Pence isn't just ignorant, he's flat out
stupid.
AP:
Religious freedom laws like the one causing an uproar in Indiana have never been successfully used to defend discrimination against gays — and have rarely been used at all, legal experts say.
However, past may not be prologue in these cases, since gays have only recently won widespread legalization of same-sex marriage, and religious conservatives are now scrambling for new legal strategies to blunt the trend.
"There's an inability to look to the past as a reliable predictor of the future on this," said Robert Tuttle, a church-state expert at George Washington University School of Law. "If what you're saying is that it can be certain it won't be used — you can't know that because this is now a different situation."
CNN:
NASCAR joins backlash over Indiana religious freedom law
Matt K Lewis:
What Jeb Gets That Walker Doesn’t
Without an Embrace of Optimism, the GOP Is Dead
Specifically, I’ve noticed these two men are currently espousing very different messages. Bush is challenging the conservative base to be a more optimistic bigger tent, while Walker’s positions have evolved in the base’s direction—and, as of now, that is a decidedly less optimistic one. “One is a populist strategy that doubles down on turning out disaffected white men,” I told Martin. “The other is a gamble that conservatism can win in the free market of ideas amongst a diverse and changing 21st-century America.” This was not meant as a normative statement. Some smart observers, most notably RealClearPolitics’ Sean Trende, argue the smart strategic move for the GOP is to turn out more white voters. Others (count yours truly in this camp) believe that this is an unwise branding decision that will eventually prove mathematically untenable.
The point is that the Jeb vs. Walker matchup is about more than Jeb vs. Walker.
First Read:
Where 2016 Contenders Stand on Indiana's Religious Freedom Law
Max Fisher:
The nuclear negotiations with Iran started to make a lot more sense to me when I realized that a lot of the disagreements are over things that aren't actually that crucial.
In Washington, for example, you hear people insist — insist! — that any final deal make Iran's "breakout time" as long as possible; meaning that an agreement so limits Iran's nuclear infrastructure that, if Iranian leaders decide to construct a nuclear weapon, it will take them nine months rather than six, or 12 rather than nine. And American negotiators indeed appear to be holding up talks over this issue. But no one can really articulate why that's so important, what happens in those three additional months. Meanwhile, Iranian politicians in Tehran and Iranian negotiators in Switzerland are making their own bizarre-seeming demands.
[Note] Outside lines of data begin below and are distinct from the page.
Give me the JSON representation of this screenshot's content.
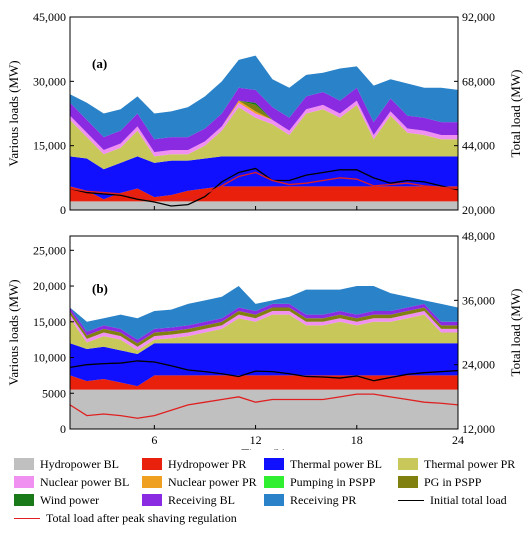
{
  "chart_data": [
    {
      "panel": "(a)",
      "type": "area",
      "stacked": true,
      "x": [
        1,
        2,
        3,
        4,
        5,
        6,
        7,
        8,
        9,
        10,
        11,
        12,
        13,
        14,
        15,
        16,
        17,
        18,
        19,
        20,
        21,
        22,
        23,
        24
      ],
      "xlim": [
        1,
        24
      ],
      "ylabel": "Various loads (MW)",
      "ylim": [
        0,
        45000
      ],
      "yticks": [
        "0",
        "15,000",
        "30,000",
        "45,000"
      ],
      "y2label": "Total load (MW)",
      "y2lim": [
        92000,
        20000
      ],
      "y2ticks": [
        "20,000",
        "44,000",
        "68,000",
        "92,000"
      ],
      "series": [
        {
          "name": "Hydropower BL",
          "values": [
            2000,
            2000,
            2000,
            2000,
            2000,
            2000,
            2000,
            2000,
            2000,
            2000,
            2000,
            2000,
            2000,
            2000,
            2000,
            2000,
            2000,
            2000,
            2000,
            2000,
            2000,
            2000,
            2000,
            2000
          ]
        },
        {
          "name": "Hydropower PR",
          "values": [
            3500,
            2500,
            500,
            2000,
            3000,
            1000,
            1500,
            2500,
            3000,
            3500,
            3500,
            3500,
            3500,
            3500,
            3500,
            3500,
            3500,
            3500,
            3500,
            3500,
            3500,
            3500,
            3500,
            3500
          ]
        },
        {
          "name": "Thermal power BL",
          "values": [
            7000,
            7500,
            7000,
            7000,
            7500,
            8000,
            8000,
            7000,
            7000,
            7000,
            7000,
            7000,
            7000,
            7000,
            7000,
            7000,
            7000,
            7000,
            7000,
            7000,
            7000,
            7000,
            7000,
            7000
          ]
        },
        {
          "name": "Thermal power PR",
          "values": [
            8500,
            5000,
            3500,
            3500,
            6000,
            1500,
            1500,
            1500,
            3000,
            6000,
            11500,
            9000,
            7500,
            5000,
            10000,
            11000,
            9000,
            12000,
            4000,
            9500,
            5500,
            5000,
            4000,
            4000
          ]
        },
        {
          "name": "Nuclear power BL",
          "values": [
            1000,
            1000,
            1000,
            1000,
            1000,
            1000,
            1000,
            1000,
            1000,
            1000,
            1000,
            1000,
            1000,
            1000,
            1000,
            1000,
            1000,
            1000,
            1000,
            1000,
            1000,
            1000,
            1000,
            1000
          ]
        },
        {
          "name": "Nuclear power PR",
          "values": [
            0,
            0,
            0,
            0,
            0,
            0,
            0,
            0,
            0,
            0,
            500,
            500,
            0,
            0,
            0,
            0,
            0,
            0,
            0,
            0,
            0,
            0,
            0,
            0
          ]
        },
        {
          "name": "Pumping in PSPP",
          "values": [
            0,
            0,
            0,
            0,
            0,
            0,
            0,
            0,
            0,
            0,
            0,
            0,
            0,
            0,
            0,
            0,
            0,
            0,
            0,
            0,
            0,
            0,
            0,
            0
          ]
        },
        {
          "name": "PG in PSPP",
          "values": [
            0,
            0,
            0,
            0,
            0,
            0,
            0,
            0,
            0,
            0,
            0,
            1500,
            0,
            0,
            0,
            0,
            0,
            0,
            0,
            0,
            0,
            0,
            0,
            0
          ]
        },
        {
          "name": "Wind power",
          "values": [
            0,
            0,
            0,
            0,
            0,
            0,
            0,
            0,
            0,
            0,
            0,
            500,
            0,
            0,
            0,
            0,
            0,
            0,
            0,
            0,
            0,
            0,
            0,
            0
          ]
        },
        {
          "name": "Receiving BL",
          "values": [
            3000,
            3000,
            3000,
            3000,
            3000,
            3000,
            3000,
            3000,
            3000,
            3000,
            3000,
            3000,
            3000,
            3000,
            3000,
            3000,
            3000,
            3000,
            3000,
            3000,
            3000,
            3000,
            3000,
            3000
          ]
        },
        {
          "name": "Receiving PR",
          "values": [
            2000,
            4000,
            5500,
            5000,
            4000,
            6000,
            6000,
            7000,
            7500,
            7500,
            6500,
            8000,
            6500,
            7000,
            5000,
            4500,
            7500,
            5000,
            8500,
            4500,
            7500,
            7000,
            8000,
            7500
          ]
        }
      ],
      "lines": [
        {
          "name": "Initial total load",
          "values": [
            28000,
            26500,
            26000,
            25500,
            24000,
            23000,
            21500,
            22000,
            25000,
            30500,
            34000,
            35500,
            31000,
            31000,
            33000,
            34000,
            35000,
            35000,
            32000,
            30000,
            31000,
            30500,
            29000,
            27500
          ]
        },
        {
          "name": "Total load after peak shaving regulation",
          "values": [
            28000,
            27000,
            26500,
            26000,
            25000,
            24000,
            24000,
            24000,
            26000,
            29000,
            32500,
            34000,
            31000,
            29500,
            30000,
            31000,
            32000,
            31500,
            29000,
            29500,
            30000,
            29000,
            28500,
            28000
          ]
        }
      ]
    },
    {
      "panel": "(b)",
      "type": "area",
      "stacked": true,
      "x": [
        1,
        2,
        3,
        4,
        5,
        6,
        7,
        8,
        9,
        10,
        11,
        12,
        13,
        14,
        15,
        16,
        17,
        18,
        19,
        20,
        21,
        22,
        23,
        24
      ],
      "xlim": [
        1,
        24
      ],
      "xlabel": "Time (h)",
      "xticks": [
        "6",
        "12",
        "18",
        "24"
      ],
      "ylabel": "Various loads (MW)",
      "ylim": [
        0,
        27000
      ],
      "yticks": [
        "0",
        "5000",
        "10,000",
        "15,000",
        "20,000",
        "25,000"
      ],
      "y2label": "Total load (MW)",
      "y2lim": [
        48000,
        12000
      ],
      "y2ticks": [
        "12,000",
        "24,000",
        "36,000",
        "48,000"
      ],
      "series": [
        {
          "name": "Hydropower BL",
          "values": [
            5500,
            5500,
            5500,
            5500,
            5500,
            5500,
            5500,
            5500,
            5500,
            5500,
            5500,
            5500,
            5500,
            5500,
            5500,
            5500,
            5500,
            5500,
            5500,
            5500,
            5500,
            5500,
            5500,
            5500
          ]
        },
        {
          "name": "Hydropower PR",
          "values": [
            2000,
            1200,
            1500,
            1000,
            500,
            2000,
            2000,
            2000,
            2000,
            2000,
            2000,
            2000,
            2000,
            2000,
            2000,
            2000,
            2000,
            2000,
            2000,
            2000,
            2000,
            2000,
            2000,
            2000
          ]
        },
        {
          "name": "Thermal power BL",
          "values": [
            4500,
            4500,
            4500,
            4500,
            4500,
            4500,
            4500,
            4500,
            4500,
            4500,
            4500,
            4500,
            4500,
            4500,
            4500,
            4500,
            4500,
            4500,
            4500,
            4500,
            4500,
            4500,
            4500,
            4500
          ]
        },
        {
          "name": "Thermal power PR",
          "values": [
            3500,
            900,
            1500,
            1500,
            500,
            500,
            700,
            1000,
            1500,
            2000,
            3500,
            3000,
            4000,
            4000,
            2500,
            2500,
            3000,
            2500,
            3000,
            3000,
            3500,
            4000,
            1500,
            1500
          ]
        },
        {
          "name": "Nuclear power BL",
          "values": [
            500,
            500,
            500,
            500,
            500,
            500,
            500,
            500,
            500,
            500,
            500,
            500,
            500,
            500,
            500,
            500,
            500,
            500,
            500,
            500,
            500,
            500,
            500,
            500
          ]
        },
        {
          "name": "Nuclear power PR",
          "values": [
            0,
            0,
            0,
            0,
            0,
            0,
            0,
            0,
            0,
            0,
            0,
            0,
            0,
            0,
            0,
            0,
            0,
            0,
            0,
            0,
            0,
            0,
            0,
            0
          ]
        },
        {
          "name": "Pumping in PSPP",
          "values": [
            0,
            0,
            0,
            0,
            0,
            0,
            0,
            0,
            0,
            0,
            0,
            0,
            0,
            0,
            0,
            0,
            0,
            0,
            0,
            0,
            0,
            0,
            0,
            0
          ]
        },
        {
          "name": "PG in PSPP",
          "values": [
            500,
            500,
            500,
            500,
            500,
            500,
            500,
            500,
            500,
            500,
            500,
            500,
            500,
            500,
            500,
            500,
            500,
            500,
            500,
            500,
            500,
            500,
            500,
            500
          ]
        },
        {
          "name": "Wind power",
          "values": [
            0,
            0,
            0,
            0,
            0,
            0,
            0,
            0,
            0,
            0,
            0,
            0,
            0,
            0,
            0,
            0,
            0,
            0,
            0,
            0,
            0,
            0,
            0,
            0
          ]
        },
        {
          "name": "Receiving BL",
          "values": [
            500,
            500,
            500,
            500,
            500,
            500,
            500,
            500,
            500,
            500,
            500,
            500,
            500,
            500,
            500,
            500,
            500,
            500,
            500,
            500,
            500,
            500,
            500,
            500
          ]
        },
        {
          "name": "Receiving PR",
          "values": [
            0,
            1400,
            1000,
            2000,
            3000,
            2500,
            2500,
            3000,
            3000,
            3000,
            3000,
            1000,
            500,
            1000,
            3500,
            3500,
            3000,
            4000,
            3500,
            2500,
            1500,
            500,
            2500,
            2000
          ]
        }
      ],
      "lines": [
        {
          "name": "Initial total load",
          "values": [
            23500,
            24000,
            24200,
            24300,
            24700,
            24500,
            23800,
            23000,
            22700,
            22300,
            21800,
            22800,
            22700,
            22300,
            21800,
            21700,
            21500,
            21900,
            21000,
            21600,
            22200,
            22500,
            22700,
            22900
          ]
        },
        {
          "name": "Total load after peak shaving regulation",
          "values": [
            16500,
            14500,
            14800,
            14500,
            14000,
            14500,
            15500,
            16500,
            17000,
            17500,
            18000,
            17000,
            17500,
            17500,
            17500,
            17500,
            18000,
            18500,
            18500,
            18000,
            17500,
            17000,
            16800,
            16500
          ]
        }
      ]
    }
  ],
  "colors": {
    "Hydropower BL": "#c0c0c0",
    "Hydropower PR": "#e8200c",
    "Thermal power BL": "#1010ff",
    "Thermal power PR": "#c8c85a",
    "Nuclear power BL": "#f090f0",
    "Nuclear power PR": "#f0a020",
    "Pumping in PSPP": "#30ee30",
    "PG in PSPP": "#808010",
    "Wind power": "#1a7a1a",
    "Receiving BL": "#8a2be2",
    "Receiving PR": "#2a82c8",
    "Initial total load": "#000000",
    "Total load after peak shaving regulation": "#e02020"
  },
  "legend": [
    {
      "label": "Hydropower BL",
      "kind": "patch"
    },
    {
      "label": "Hydropower PR",
      "kind": "patch"
    },
    {
      "label": "Thermal power BL",
      "kind": "patch"
    },
    {
      "label": "Thermal power PR",
      "kind": "patch"
    },
    {
      "label": "Nuclear power BL",
      "kind": "patch"
    },
    {
      "label": "Nuclear power PR",
      "kind": "patch"
    },
    {
      "label": "Pumping in PSPP",
      "kind": "patch"
    },
    {
      "label": "PG in PSPP",
      "kind": "patch"
    },
    {
      "label": "Wind power",
      "kind": "patch"
    },
    {
      "label": "Receiving BL",
      "kind": "patch"
    },
    {
      "label": "Receiving PR",
      "kind": "patch"
    },
    {
      "label": "Initial total load",
      "kind": "line"
    },
    {
      "label": "Total load after peak shaving regulation",
      "kind": "line"
    }
  ]
}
To try to understand what was going on, I spoke to Jeffrey Lewis, the director of the East Asia Nonproliferation Program at the Monterey Institute of International Studies (Lewis also runs an excellent arms control blog network and arms control podcast). He explained what's actually important to prevent Iran from building a nuclear bomb, what the negotiators in Switzerland are fighting over, and why those two sets of issues seem to be so different.
WaPo:
By a nearly 2 to 1 margin, Americans support the notion of striking a deal with Iran that restricts the nation’s nuclear program in exchange for loosening sanctions, a new Washington Post-ABC News poll finds.
But the survey — released hours before Tuesday’s negotiating deadline — also finds few Americans are hopeful that such an agreement will be effective. Nearly six in 10 say they are not confident that a deal will prevent Iran from developing nuclear weapons, unchanged from 15 months ago, when the United States, France, Britain, Germany, China and Russia reached an interim agreement with Iran aimed at sealing a long-term deal.